Notre avis : Il serait très facile d’attaquer le dernier film de Steven Spielberg. Et on devrait retrouver bon nombre de critiques plus ou moins cyniques tirant à boulets rouges sur la dernière réalisation du père de Rencontres du troisième type. Reconnaissons que les premières minutes du film effraient légèrement. Pas loin d’égaler le niveau d’un épisode de La Petite maison dans la prairie, Cheval de Guerre filme d’abord la rencontre entre Albert (tiens, comme dans la série télé) et Joey, un cheval de course que le père du jeune garçon achète sur le marché, simplement pour ne pas le laisser à son propriétaire sans cœur. Seulement, pour nourrir sa famille et payer ce dernier, c’est d’un cheval de trait dont il a besoin pour labourer son terrain. Albert qui se prend d’affection pour le cheval va tenter de prouver la valeur de Joey dans une séquence où tout le village s’est réuni pour assister à un miracle qui tardera à arriver. Cette scène agit comme un pacte avec le spectateur. Comme Albert, qui a toute confiance dans les capacités de Joey, Spielberg invite le spectateur à croire en son histoire, à ce conte pour petits et grands. Parce que s’il faut aborder Cheval de Guerre, c’est à l’évidence sous le prisme du conte, pour ainsi en accepter tous les codes du genre.

Comme tout conte, Cheval de Guerre démarre sur un évènement dramatique. Les temps sont durs et pour survivre, la famille d’Albert n’a pas d’autres choix que de vendre le cheval à la cavalerie britannique où il sera directement envoyé au front. La première Guerre Mondiale vit ses premières heures. Trop jeune, Albert ne peut accompagner Joey et doit se résigner à le laisser partir. Le film prend alors une toute autre tournure. A l’image du personnage de Tintin, le cheval devient le moteur de l’action. C’est par lui que le récit progresse, par lui que des personnages viennent s’y greffer. Spielberg signe alors un vrai film romanesque où le mélo de la première partie (dont la photo s’inscrit dans la lignée de L’Empire du Soleil et plus globalement de ses films des années 80) se trouve rompu par des saillies de violence plus proche de son cinéma actuel (la scène du moulin, fabuleuse). Et si le film conserve une naïveté tout du long, celle-ci demeure indissociable de l’histoire, elle apparaît comme une porte d’entrée indispensable.

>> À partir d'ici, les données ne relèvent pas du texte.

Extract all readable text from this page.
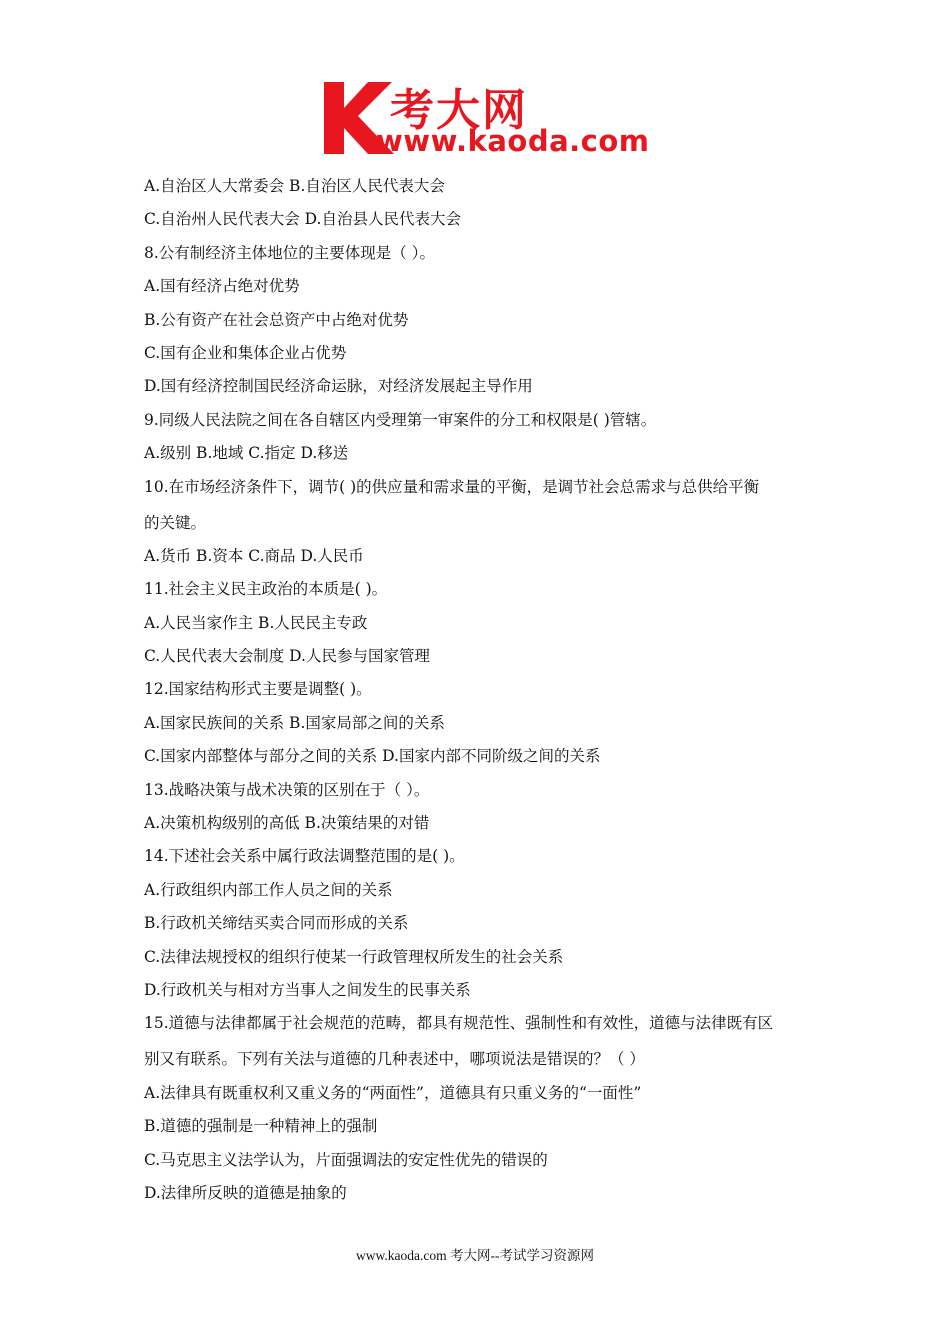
考大网
www.kaoda.com
A.自治区人大常委会 B.自治区人民代表大会
C.自治州人民代表大会 D.自治县人民代表大会
8.公有制经济主体地位的主要体现是（ ）。
A.国有经济占绝对优势
B.公有资产在社会总资产中占绝对优势
C.国有企业和集体企业占优势
D.国有经济控制国民经济命运脉，对经济发展起主导作用
9.同级人民法院之间在各自辖区内受理第一审案件的分工和权限是( )管辖。
A.级别 B.地域 C.指定 D.移送
10.在市场经济条件下，调节( )的供应量和需求量的平衡，是调节社会总需求与总供给平衡
的关键。
A.货币 B.资本 C.商品 D.人民币
11.社会主义民主政治的本质是( )。
A.人民当家作主 B.人民民主专政
C.人民代表大会制度 D.人民参与国家管理
12.国家结构形式主要是调整( )。
A.国家民族间的关系 B.国家局部之间的关系
C.国家内部整体与部分之间的关系 D.国家内部不同阶级之间的关系
13.战略决策与战术决策的区别在于（ ）。
A.决策机构级别的高低 B.决策结果的对错
14.下述社会关系中属行政法调整范围的是( )。
A.行政组织内部工作人员之间的关系
B.行政机关缔结买卖合同而形成的关系
C.法律法规授权的组织行使某一行政管理权所发生的社会关系
D.行政机关与相对方当事人之间发生的民事关系
15.道德与法律都属于社会规范的范畴，都具有规范性、强制性和有效性，道德与法律既有区
别又有联系。下列有关法与道德的几种表述中，哪项说法是错误的？（ ）
A.法律具有既重权利又重义务的“两面性”，道德具有只重义务的“一面性”
B.道德的强制是一种精神上的强制
C.马克思主义法学认为，片面强调法的安定性优先的错误的
D.法律所反映的道德是抽象的
www.kaoda.com 考大网--考试学习资源网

Exemplairement, on citera la séquence où le cheval, coincé dans les barbelés à égal distance des deux camps ennemis, provoque une courte trêve. Là encore, il serait facile d’en sourire, de la tourner en dérision. Mais la croyance insufflée dans cette dernière, à laquelle s’ajoute une naïveté totalement assumée, lui donne finalement une force insoupçonnée. Et c’est bien de cette croyance indéfectible, de cette naïveté revendiquée que Cheval de Guerre emporte le morceau.